I also developed a tool to help teams in the top 8 narrow down their selections when they start to pick robots for the elimination rounds. The picklist generator allows a team to keep track of which teams have already been chosen or are no longer available for selection.

This grid shows all 40 teams at the event, along with a checkbox for whether or not they are still available. Any team can also be "blacklisted" if the users decide they aren't interested in a certain team for any reason.

Below the grid of teams is a compiled list of all the remaining teams that can then be sorted by any attribute. There are options for the best overall team, best scoring team, or best defensive team. If the user is looking for a combination of different strengths, they can select "Custom" and use dials to tune which attributes are the most important to them. Teams are then sorted by a "rank value," which is a number determined using various coefficients to weigh each of the team's attributes.

Left: the sorted list and the options to choose from. Teams highlighted in red are blacklisted. Teams here are sorted by defensive abilities, and team 7809 is shown as the best available robot for that constraint. Right: using the custom options, the user wants to find the robot that can climb and play defense the best, while disregarding general scoring abilities.

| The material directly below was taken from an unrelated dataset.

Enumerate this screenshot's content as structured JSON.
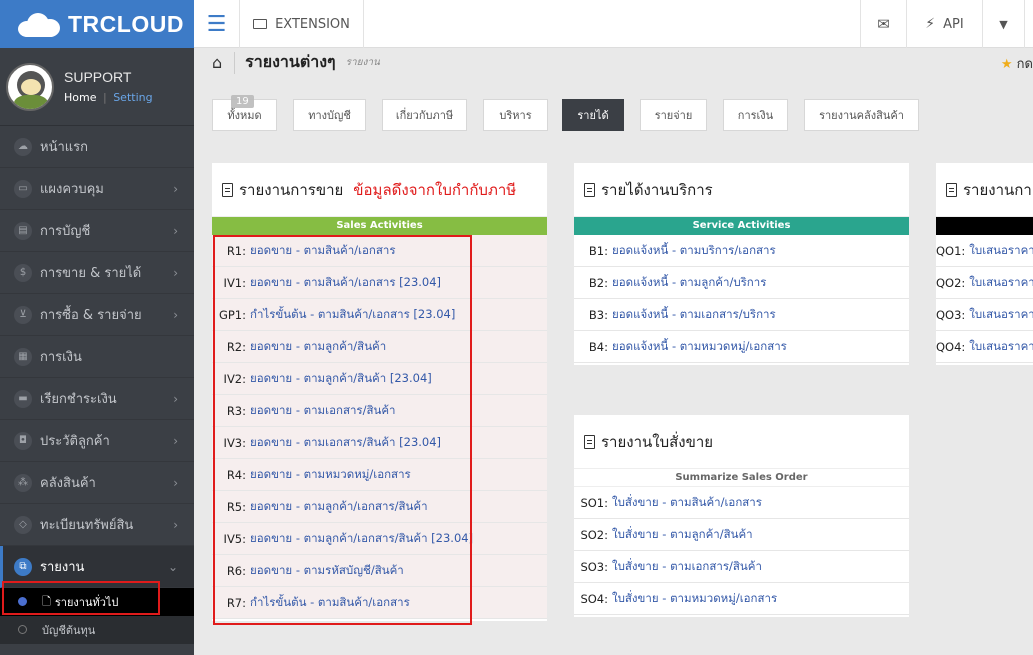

Team 4855 used this tool during the St. Joseph, Michigan district event, which took place March 5-7, 2020. The team as a whole was greatly pleased with the ease of use and the ability of the lead scout to quickly communicate to the drive team what they were up against in their upcoming matches using the match simulation. Once the event had ended, the match simulator was used to simulate every match played in an attempt to correctly project the winner of each match, which it did with 72% accuracy. Unfortunately, as a result of the COVID-19 pandemic, all remaining events for 2020 were cancelled, and the tool could not be used any further.